Alright, miss," she's got a shaved head, an arm full of colorful tattoos is exposed by her tank top. Birdlike. Pretty. Sitting cross legged and leaning over her guitar, she's picking the bills from the change in the guitar case in front of her. She folds them neatly and shoves them into her bra. I haven't actually seen her before- I get to the shop before she does- I'd only heard her. The voice doesn't match the person. She's clean. Her backpack looks to be pretty new, even if it is stuffed beyond capacity. She can't be much older than Janey, my oldest, away at college. "Your residency at the Fit To Be Tied Fly Shop needs to come to a close."

"You know you can't do this, right?" She says, cool as a cucumber.


"This town's got an ordinance. As long as I have a permit- and I do- I can play here for seven days," she fishes in her bra and hands me an orange card that is moist from her body heat.

"I see. Except that you are leaning against my building. This permit allows you to play, not loiter, missy."

"Do not. Call me. Missy."

"Do not sit in front of my shop."

"I'll do as I please."

"You'll do as the rest of us do- as you're afforded the opportunity. So, here it is. Play one more song, gather your things, and be on your way. Overstay your welcome, and I call the authorities."

"They're no authority over me."

"That's what everyone says, until they actually show up. The kid wants to hear some Ed Shannon. You know him?"

"It's Ed Sheeran, you fucking troglodyte."

"Say that again," Teenage girls are the meanest, most feral creatures God put on this earth. But I'm the father of two of them and I give no quarter. She shifts her weight, but doesn't look away. "Do it. Say that again."

The muscles in her jaw bulge, distorting its clean lines. Her pupils are black holes that threaten to eat time itself. Still, no quarter.

"One song, then gone." I turn on my heels, easy as a cast line that floats through the morning ether, coming gently to land. The guitar sounds like a buzzsaw as I head back into the shop.

"Ed Shannon. For you, kid."


"Shut up, kid."


What the hell. I'm going to gloat a little. I stand next to the new Simms display in the window and stare at the back of her head.

"Mikepedia," I say over my shoulder. "What's the spot where your hair starts called?"

"A whorl," he says.

"It's strange that you know that, Mike."

"I'm here for you, buddy. Hey, sounds like that idiot Mark's coming. "

The rumble of Mark's enormous 350 Powerstroke is obscene. Equal parts its unmuffled diesel engine and its gratuitous, house-crushing knurled tires. How could anyone be a fisherman with that kind of a truck?

She continues to play, singing so the sun can hear her, as the truck rolls up to the light at the corner. Mark waves at me through the window. She looks over her shoulder to see who Mark is waving at.
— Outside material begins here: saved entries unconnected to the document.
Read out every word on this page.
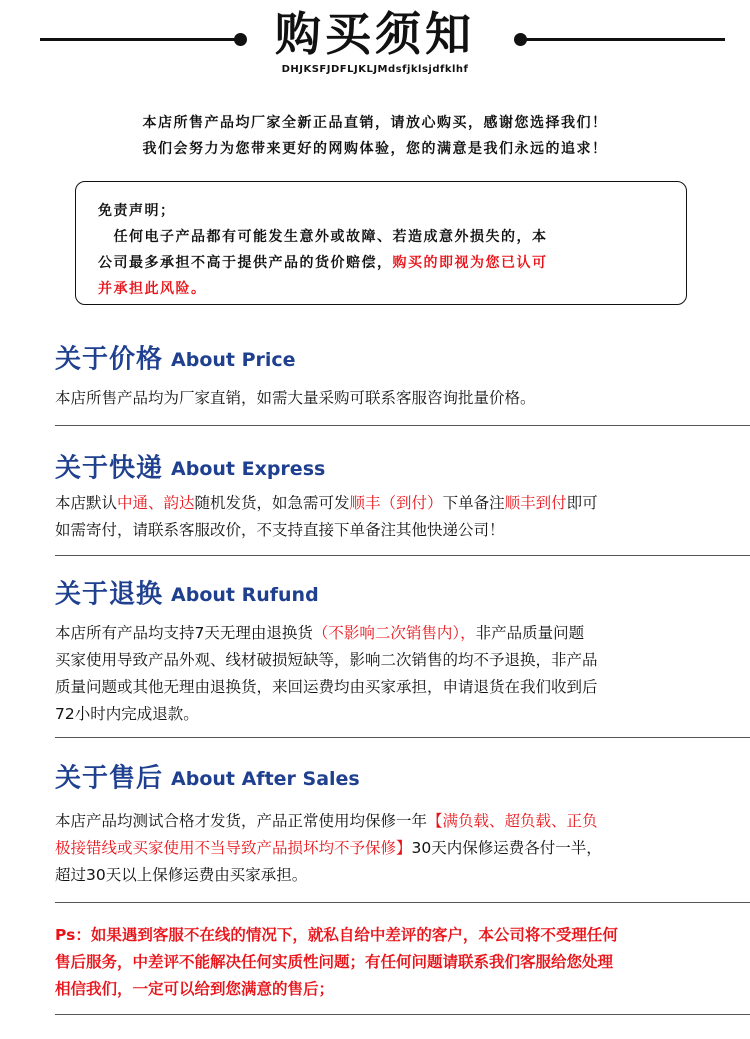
购买须知
DHJKSFJDFLJKLJMdsfjklsjdfklhf
本店所售产品均厂家全新正品直销，请放心购买，感谢您选择我们！
我们会努力为您带来更好的网购体验，您的满意是我们永远的追求！
免责声明；
　任何电子产品都有可能发生意外或故障、若造成意外损失的，本
公司最多承担不高于提供产品的货价赔偿，购买的即视为您已认可
并承担此风险。
关于价格 About Price
本店所售产品均为厂家直销，如需大量采购可联系客服咨询批量价格。
关于快递 About Express
本店默认中通、韵达随机发货，如急需可发顺丰（到付）下单备注顺丰到付即可
如需寄付，请联系客服改价，不支持直接下单备注其他快递公司！
关于退换 About Rufund
本店所有产品均支持7天无理由退换货（不影响二次销售内），非产品质量问题
买家使用导致产品外观、线材破损短缺等，影响二次销售的均不予退换，非产品
质量问题或其他无理由退换货，来回运费均由买家承担，申请退货在我们收到后
72小时内完成退款。
关于售后 About After Sales
本店产品均测试合格才发货，产品正常使用均保修一年【满负载、超负载、正负
极接错线或买家使用不当导致产品损坏均不予保修】30天内保修运费各付一半，
超过30天以上保修运费由买家承担。
Ps：如果遇到客服不在线的情况下，就私自给中差评的客户，本公司将不受理任何
售后服务，中差评不能解决任何实质性问题；有任何问题请联系我们客服给您处理
相信我们，一定可以给到您满意的售后；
"If a woman looked at me like that," Mike's come over to see the happenings. "I'd turn to stone."

"I survived denying Janey a sophomore prom with a senior. This is a summer breeze." I point to Mark, goading him into revving the engine. He lays into it and the roar of the engine is all any of us can hear. It rattles the display window, and so I've got to believe that she can feel the vibrations on her skin. She looks back at me, strumming now with her full arm, screaming the lyrics, or screaming at me, or screaming at everything and looking every bit like a goddam banshee. Still playing, she stands up and faces the window, pressing her forehead to the glass. Something's changed. She was pissed before, sure, but it's turned into a white hot fury. Mark is still laying into the gas, and has started honking the horn now. I can feel the rumble in the deepest part of my skull.

The banshee shrieks and, in one goddam graceful motion, steps back, turns, grabs the guitar by the neck, and swings it like a baseball bat toward the truck. She releases it as her arms get full extension and it careens toward the truck, easy as you please, turning gyroscopic circles, like a flick of a cast line, back and forth, back and forth, back and forth.